The Life Of A Mineral Lake Logger
Young men looking for adventure and career, often found themselves in logging camps as the industry in British Columbia emerged in the late 1890s. The interior was host to numerous camps with men seeking opportunities at sawmills.
Once logs were harvested from forests near the millsite, they were transported to a logging pond usually by horse sledding or by floating them down river. The logging pond was adjacent to the sawmill. Logs were hauled from the pond by a jack ladder that carried them upward to the interior of the mill. Through a careful mechanical process, saws reduced logs to boards.

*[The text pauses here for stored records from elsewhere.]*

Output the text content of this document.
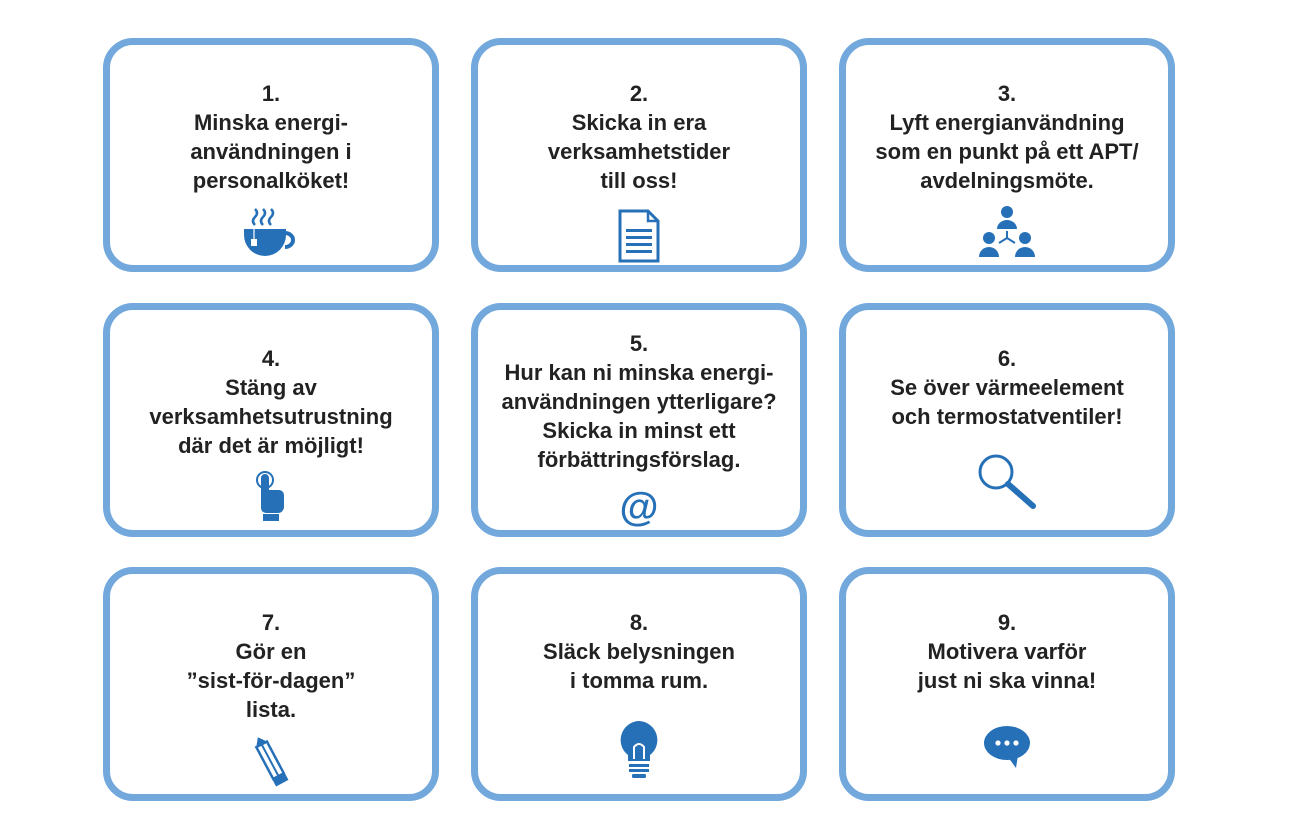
1.
Minska energi-
användningen i
personalköket!
2.
Skicka in era
verksamhetstider
till oss!
3.
Lyft energianvändning
som en punkt på ett APT/
avdelningsmöte.
4.
Stäng av
verksamhetsutrustning
där det är möjligt!
5.
Hur kan ni minska energi-
användningen ytterligare?
Skicka in minst ett
förbättringsförslag.
@
6.
Se över värmeelement
och termostatventiler!
7.
Gör en
”sist-för-dagen”
lista.
8.
Släck belysningen
i tomma rum.
9.
Motivera varför
just ni ska vinna!
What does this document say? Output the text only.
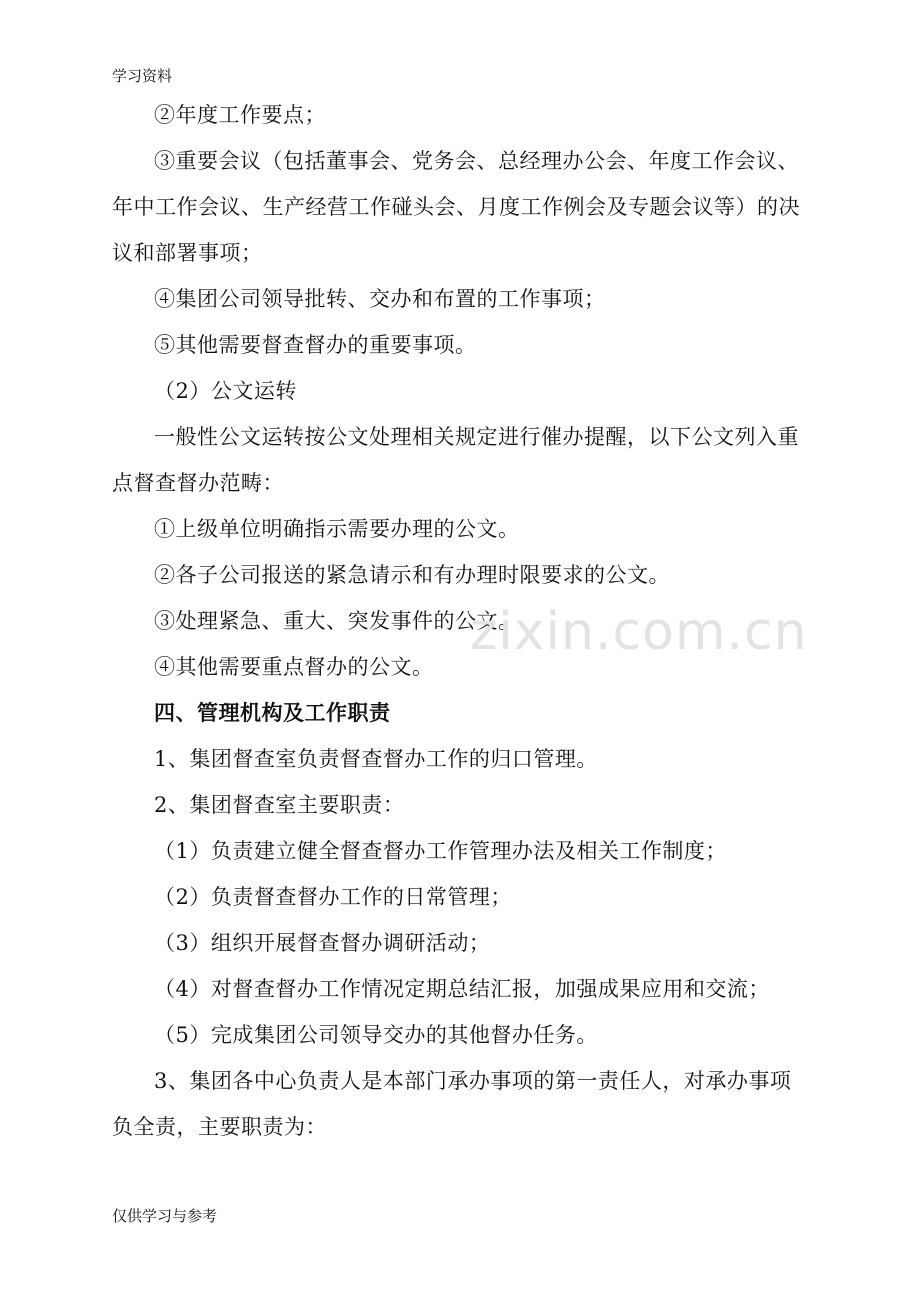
学习资料

②年度工作要点；

③重要会议（包括董事会、党务会、总经理办公会、年度工作会议、年中工作会议、生产经营工作碰头会、月度工作例会及专题会议等）的决议和部署事项；

④集团公司领导批转、交办和布置的工作事项；

⑤其他需要督查督办的重要事项。

（2）公文运转

一般性公文运转按公文处理相关规定进行催办提醒，以下公文列入重点督查督办范畴：

①上级单位明确指示需要办理的公文。

②各子公司报送的紧急请示和有办理时限要求的公文。

③处理紧急、重大、突发事件的公文。

④其他需要重点督办的公文。

四、管理机构及工作职责

1、集团督查室负责督查督办工作的归口管理。

2、集团督查室主要职责：

（1）负责建立健全督查督办工作管理办法及相关工作制度；

（2）负责督查督办工作的日常管理；

（3）组织开展督查督办调研活动；

（4）对督查督办工作情况定期总结汇报，加强成果应用和交流；

（5）完成集团公司领导交办的其他督办任务。

3、集团各中心负责人是本部门承办事项的第一责任人，对承办事项负全责，主要职责为：

zixin.com.cn
仅供学习与参考
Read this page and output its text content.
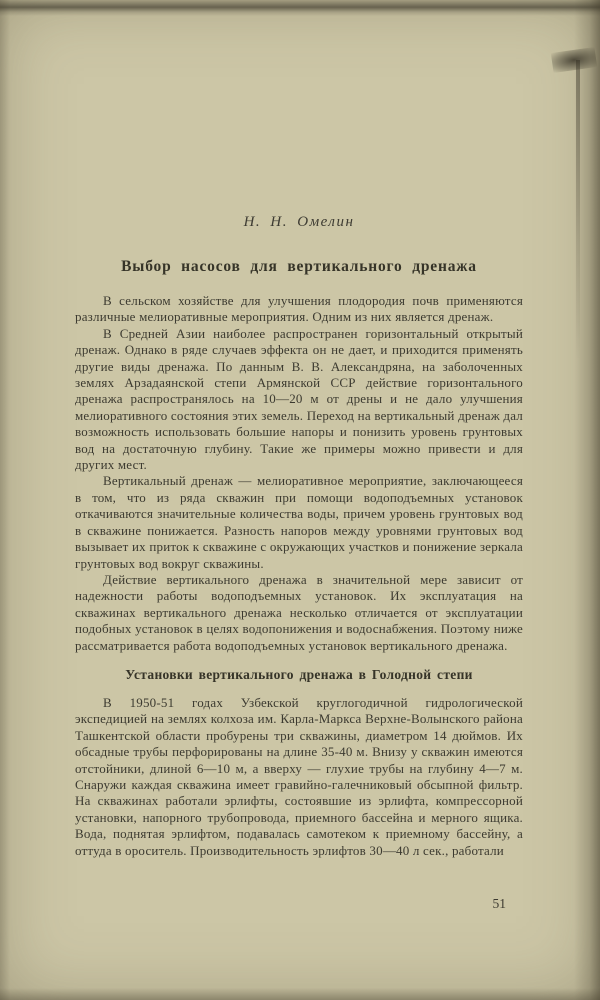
Н. Н. Омелин
Выбор насосов для вертикального дренажа

В сельском хозяйстве для улучшения плодородия почв применяются различные мелиоративные мероприятия. Одним из них является дренаж.

В Средней Азии наиболее распространен горизонтальный открытый дренаж. Однако в ряде случаев эффекта он не дает, и приходится применять другие виды дренажа. По данным В. В. Александряна, на заболоченных землях Арзадаянской степи Армянской ССР действие горизонтального дренажа распространялось на 10—20 м от дрены и не дало улучшения мелиоративного состояния этих земель. Переход на вертикальный дренаж дал возможность использовать большие напоры и понизить уровень грунтовых вод на достаточную глубину. Такие же примеры можно привести и для других мест.

Вертикальный дренаж — мелиоративное мероприятие, заключающееся в том, что из ряда скважин при помощи водоподъемных установок откачиваются значительные количества воды, причем уровень грунтовых вод в скважине понижается. Разность напоров между уровнями грунтовых вод вызывает их приток к скважине с окружающих участков и понижение зеркала грунтовых вод вокруг скважины.

Действие вертикального дренажа в значительной мере зависит от надежности работы водоподъемных установок. Их эксплуатация на скважинах вертикального дренажа несколько отличается от эксплуатации подобных установок в целях водопонижения и водоснабжения. Поэтому ниже рассматривается работа водоподъемных установок вертикального дренажа.

Установки вертикального дренажа в Голодной степи

В 1950-51 годах Узбекской круглогодичной гидрологической экспедицией на землях колхоза им. Карла-Маркса Верхне-Волынского района Ташкентской области пробурены три скважины, диаметром 14 дюймов. Их обсадные трубы перфорированы на длине 35-40 м. Внизу у скважин имеются отстойники, длиной 6—10 м, а вверху — глухие трубы на глубину 4—7 м. Снаружи каждая скважина имеет гравийно-галечниковый обсыпной фильтр. На скважинах работали эрлифты, состоявшие из эрлифта, компрессорной установки, напорного трубопровода, приемного бассейна и мерного ящика. Вода, поднятая эрлифтом, подавалась самотеком к приемному бассейну, а оттуда в ороситель. Производительность эрлифтов 30—40 л сек., работали

51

A kicker would move the logs from the conveyor trough to the saw. Bark was cut off by large chainsaws exposing the wood beneath and mechanical hands referred to as ‘niggers’ (a logging term, not to be confused with the racial slur) rotated the wood for saws to remove the bark completely.
An assembly line fed log after log into circular, rip, and cut off saws before finally entering the edger machine to expedite production. Even widths and sizes of lumber were produced by industrial workers for commercial use and transported to lumber yards.
One such logging camp was Kootenay Spruce at Mineral Lake that was owned by Cranbrook Sash & Door (CS&D), later known as Crestbrook Forest Industries Ltd. It was located at Mineral Lake near Cranbrook.
It was located at Mineral Lake near Cranbrook. Life at Mineral Lake was a challenging venture that started with the inception of CS&D in 1898. The construction industry and prairie markets brought on by the railway demanded vast quantities of lumber, a demand the company filled after building sawmills and planermills. By 1943, the logging operation was in full swing, employing a workforce that endured long and arduous hours.
Shifts would begin at 6 a.m. and end around 6 p.m. A twelve-hour workday could stretch well into the evening if there were unfinished jobs to be completed for the next day’s production. A six-day work-week was standard for loggers with Sundays generally allocated as a day of rest, though there were maintenance jobs to be done. Sunday chores included chopping wood for cabins, sharpening axes and crosscut saws, cleaning, and preparing for the week ahead. Mineral Lake’s typical workday involved the manual falling and hauling of trees with gangs of men, braving the wrath of falling timber. Chainsaws were in use by 1930, but not widespread at Mineral Lake, and falling was done by hand. Two men (or a gang) were charged with the task of using a crosscut saw to fall trees. The undercut was chopped by hand and was used to direct the tree as it fell. The entire process took approximately five minutes for a tree with a 30-inch butt. Ten thousand board feet was customary for a daily harvest.
Once a tree collapsed, a swamper would use an axe to limb it and top it while keeping pace with the gang of fallers to produce logs. Logs were then transported to a landing area by a cat skidder after being choked. The front end of the logs were kept off the ground by a logging arch (a small tracked crawler device) that was towed by the cat. They were dropped by the skidder and hauled by the haulback line to a trough where they were marked by a marker man to cut into standard lengths, followed by a cut-off saw operator that would cut them with a four-foot stationary chainsaw.